Certo è che il Vangelo ha una forza talmente dirompente da aver attraversato i secoli, stimolato l’arte, la letteratura, la cultura, il pensiero, sconvolto coscienze, consolato e inquietato infinite anime. Bisogna riconoscere anche che la sua parola è talora simile a una spada che taglia i nodi dell’egoismo, che infrange le protezioni dell’ipocrisia, che crea persino sconcerto. È ciò che scopriamo ora nel nostro viaggio all’interno del Vangelo di Luca, alla ricerca della presenza delle figure femminili. Questa volta si tratta solo di poche frasi che anche Matteo riferisce e che sembrano scandalizzanti.

Ascoltiamole: «Pensate che io sia venuto a portare pace sulla terra? No, io vi dico, ma divisione. D’ora innanzi, se in una famiglia vi sono cinque persone, saranno divisi tre contro due e due contro tre; si divideranno padre contro figlio e figlio contro padre, madre contro figlia e figlia contro madre, suocera contro nuora e nuora contro suocera» (Luca 12,51-53).

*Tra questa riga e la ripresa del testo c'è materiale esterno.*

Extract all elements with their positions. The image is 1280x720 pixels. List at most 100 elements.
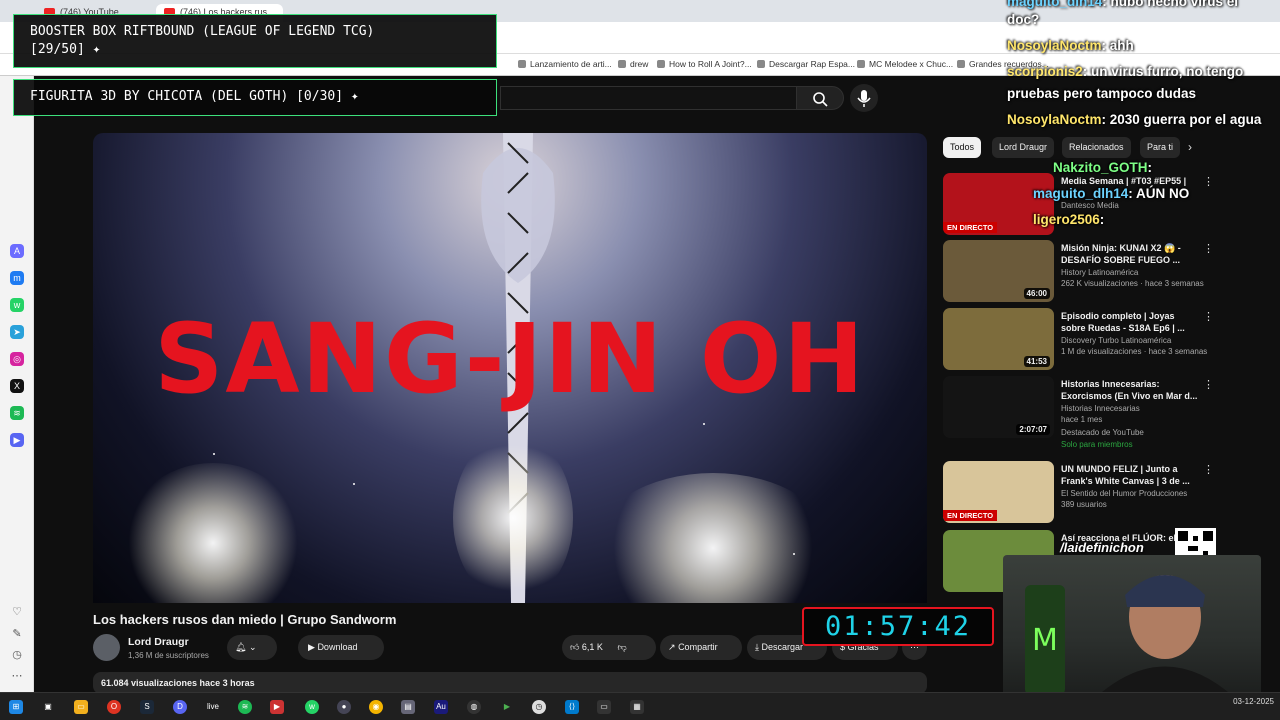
chat-user: NosoylaNoctm xyxy=(1007,38,1102,53)
members-badge: Solo para miembros xyxy=(1061,440,1133,449)
star xyxy=(703,423,705,425)
recommendation-item[interactable]: 2:07:07 Historias Innecesarias: Exorcism… xyxy=(943,376,1273,449)
video-app-icon[interactable]: ▶ xyxy=(270,700,284,714)
live-icon[interactable]: live xyxy=(206,700,220,714)
share-button[interactable]: ↗ Compartir xyxy=(660,635,742,660)
video-thumbnail[interactable]: 2:07:07 xyxy=(943,376,1054,438)
player-icon[interactable]: ▶ xyxy=(10,433,24,447)
vscode-icon[interactable]: ⟨⟩ xyxy=(565,700,579,714)
firework-spark xyxy=(453,433,573,603)
bookmark-item[interactable]: MC Melodee x Chuc... xyxy=(857,59,953,69)
rec-title: Misión Ninja: KUNAI X2 😱 - DESAFÍO SOBRE… xyxy=(1061,243,1181,265)
opera-icon[interactable]: O xyxy=(107,700,121,714)
telegram-icon[interactable]: ➤ xyxy=(10,325,24,339)
streamer-handle: /laidefinichon xyxy=(1060,540,1144,555)
bookmark-item[interactable]: drew xyxy=(618,59,648,69)
notification-bell-button[interactable]: 🔔︎ ⌄ xyxy=(227,635,277,660)
instagram-icon[interactable]: ◎ xyxy=(10,352,24,366)
share-icon: ↗ xyxy=(668,642,676,652)
file-explorer-icon[interactable]: ▭ xyxy=(74,700,88,714)
heart-icon[interactable]: ♡ xyxy=(11,606,23,618)
chat-message: maguito_dlh14: AÚN NO xyxy=(1033,186,1189,201)
obs-icon[interactable]: ◍ xyxy=(467,700,481,714)
rec-title: Historias Innecesarias: Exorcismos (En V… xyxy=(1061,379,1198,401)
clock-app-icon[interactable]: ◷ xyxy=(532,700,546,714)
history-icon[interactable]: ◷ xyxy=(11,649,23,661)
task-view-icon[interactable]: ▣ xyxy=(41,700,55,714)
video-thumbnail[interactable]: 46:00 xyxy=(943,240,1054,302)
featured-label: Destacado de YouTube xyxy=(1061,428,1144,437)
duration-badge: 41:53 xyxy=(1023,356,1050,367)
play-icon[interactable]: ▶ xyxy=(500,700,514,714)
download-button[interactable]: ▶ Download xyxy=(298,635,384,660)
search-input[interactable] xyxy=(500,86,796,110)
chat-text: : 2030 guerra por el agua xyxy=(1101,112,1262,127)
taskbar: ⊞ ▣ ▭ O S D live ≋ ▶ w ● ◉ ▤ Au ◍ ▶ ◷ ⟨⟩… xyxy=(0,692,1280,720)
more-vert-icon[interactable]: ⋮ xyxy=(1203,310,1214,323)
chip-all[interactable]: Todos xyxy=(943,137,982,158)
more-vert-icon[interactable]: ⋮ xyxy=(1203,463,1214,476)
video-player[interactable]: SANG-JIN OH xyxy=(93,133,927,603)
voice-search-button[interactable] xyxy=(850,84,878,112)
channel-name[interactable]: Lord Draugr xyxy=(128,636,189,648)
download-label: Download xyxy=(317,642,358,652)
search-button[interactable] xyxy=(796,86,844,110)
subscriber-count: 1,36 M de suscriptores xyxy=(128,651,209,660)
bell-icon: 🔔︎ xyxy=(235,642,247,652)
channel-avatar[interactable] xyxy=(93,634,120,661)
whatsapp-icon[interactable]: w xyxy=(10,298,24,312)
video-thumbnail[interactable]: 41:53 xyxy=(943,308,1054,370)
views-line: 61.084 visualizaciones hace 3 horas xyxy=(101,678,255,688)
bookmark-item[interactable]: How to Roll A Joint?... xyxy=(657,59,752,69)
start-menu-icon[interactable]: ⊞ xyxy=(9,700,23,714)
live-badge: EN DIRECTO xyxy=(943,222,998,233)
edit-icon[interactable]: ✎ xyxy=(11,628,23,640)
steam-icon[interactable]: S xyxy=(140,700,154,714)
goal-box-booster: BOOSTER BOX RIFTBOUND (LEAGUE OF LEGEND … xyxy=(13,14,497,68)
video-title: Los hackers rusos dan miedo | Grupo Sand… xyxy=(93,612,397,627)
chat-user: Nakzito_GOTH xyxy=(1053,160,1148,175)
app-circle-icon[interactable]: ● xyxy=(337,700,351,714)
app-grid-icon[interactable]: ▦ xyxy=(630,700,644,714)
video-thumbnail[interactable]: EN DIRECTO xyxy=(943,461,1054,523)
date-text: 03-12-2025 xyxy=(1233,697,1274,706)
more-icon[interactable]: ⋯ xyxy=(11,670,23,682)
rec-title: Episodio completo | Joyas sobre Ruedas -… xyxy=(1061,311,1185,333)
chat-text: doc? xyxy=(1007,12,1040,27)
sparkle-icon: ✦ xyxy=(92,42,101,57)
more-vert-icon[interactable]: ⋮ xyxy=(1203,378,1214,391)
app-store-icon[interactable]: A xyxy=(10,244,24,258)
chat-user: NosoylaNoctm xyxy=(1007,112,1102,127)
bookmark-item[interactable]: Descargar Rap Espa... xyxy=(757,59,855,69)
firework-spark xyxy=(123,463,303,603)
chat-text: : un virus furro, no tengo xyxy=(1082,64,1244,79)
recommendation-item[interactable]: EN DIRECTO UN MUNDO FELIZ | Junto a Fran… xyxy=(943,461,1273,525)
rec-channel: Discovery Turbo Latinoamérica xyxy=(1061,336,1172,345)
discord-icon[interactable]: D xyxy=(173,700,187,714)
whatsapp-taskbar-icon[interactable]: w xyxy=(305,700,319,714)
bookmark-item[interactable]: Lanzamiento de arti... xyxy=(518,59,612,69)
recommendation-item[interactable]: 46:00 Misión Ninja: KUNAI X2 😱 - DESAFÍO… xyxy=(943,240,1273,304)
duration-badge: 46:00 xyxy=(1023,288,1050,299)
spotify-taskbar-icon[interactable]: ≋ xyxy=(238,700,252,714)
chat-text: : AÚN NO xyxy=(1128,186,1190,201)
description-box[interactable]: 61.084 visualizaciones hace 3 horas xyxy=(93,672,927,694)
recommendation-item[interactable]: 41:53 Episodio completo | Joyas sobre Ru… xyxy=(943,308,1273,372)
like-dislike-group[interactable]: 👍︎ 6,1 K 👎︎ xyxy=(562,635,656,660)
audition-icon[interactable]: Au xyxy=(434,700,448,714)
spotify-icon[interactable]: ≋ xyxy=(10,406,24,420)
more-vert-icon[interactable]: ⋮ xyxy=(1203,242,1214,255)
messenger-icon[interactable]: m xyxy=(10,271,24,285)
system-clock[interactable]: 03-12-2025 xyxy=(1233,696,1274,707)
x-icon[interactable]: X xyxy=(10,379,24,393)
terminal-icon[interactable]: ▭ xyxy=(597,700,611,714)
stream-timer: 01:57:42 xyxy=(802,607,994,646)
chrome-icon[interactable]: ◉ xyxy=(369,700,383,714)
firework-spark xyxy=(593,473,833,603)
streamer-silhouette: M xyxy=(1025,575,1235,698)
dislike-icon: 👎︎ xyxy=(617,642,627,652)
star xyxy=(353,483,355,485)
chat-message: doc? xyxy=(1007,12,1039,27)
chevron-down-icon: ⌄ xyxy=(248,642,257,652)
document-icon[interactable]: ▤ xyxy=(401,700,415,714)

Il contrasto è forte: non pace, ma divisione (Matteo parla, invece, di “spada”). Nel greco di Luca si ha un vocabolo che ricorre solo qui in tutto il Nuovo Testamento, diamerismós (“divisione”), che letteralmente vuole indicare un “fare a pezzi” e che raffigura potentemente l’irruzione di Cristo e della sua parola. Questo intervento “divisivo” di Cristo è rappresentato fortemente attraverso la frantumazione delle relazioni familiari e sociali. La sua parola e le scelte conseguenti non sono inoffensive; esigono una decisione radicale (si pensi solo al Discorso della montagna). Gesù, riguardo alle tensioni che possono instaurarsi all’interno della famiglia, ricorre a una sequenza che vede in azione anche le relazioni femminili.

Sono due coppie classiche: madre-figlia e suocera-nuora. Se la prima rimanda allo scontro generazionale, la seconda fa parte anche di uno stereotipo, per cui le due figure, pur appartenendo alla stessa nuova famiglia, rivelano la matrice diversa da cui provengono. Gesù per formulare le esigenze radicali della sua sequela – un tema che riprenderemo in futuro sempre secondo la prospettiva femminile (Luca 14,26) – ricorre allusivamente a un passo del profeta Michea (VIII sec. a.C.) che, però, si muoveva in altra direzione: «Il figlio insulta suo padre, la figlia si rivolta contro la madre, la nuora contro la suocera e i nemici dell’uomo sono quelli di casa sua» (7,6). Cristo non rimanda alla drammatica esperienza delle liti familiari, ma mostra solo che il cristianesimo non è una religiosità tradizionale poco impegnativa, ma una scelta profonda e sofferta anche nelle relazioni umane femminili.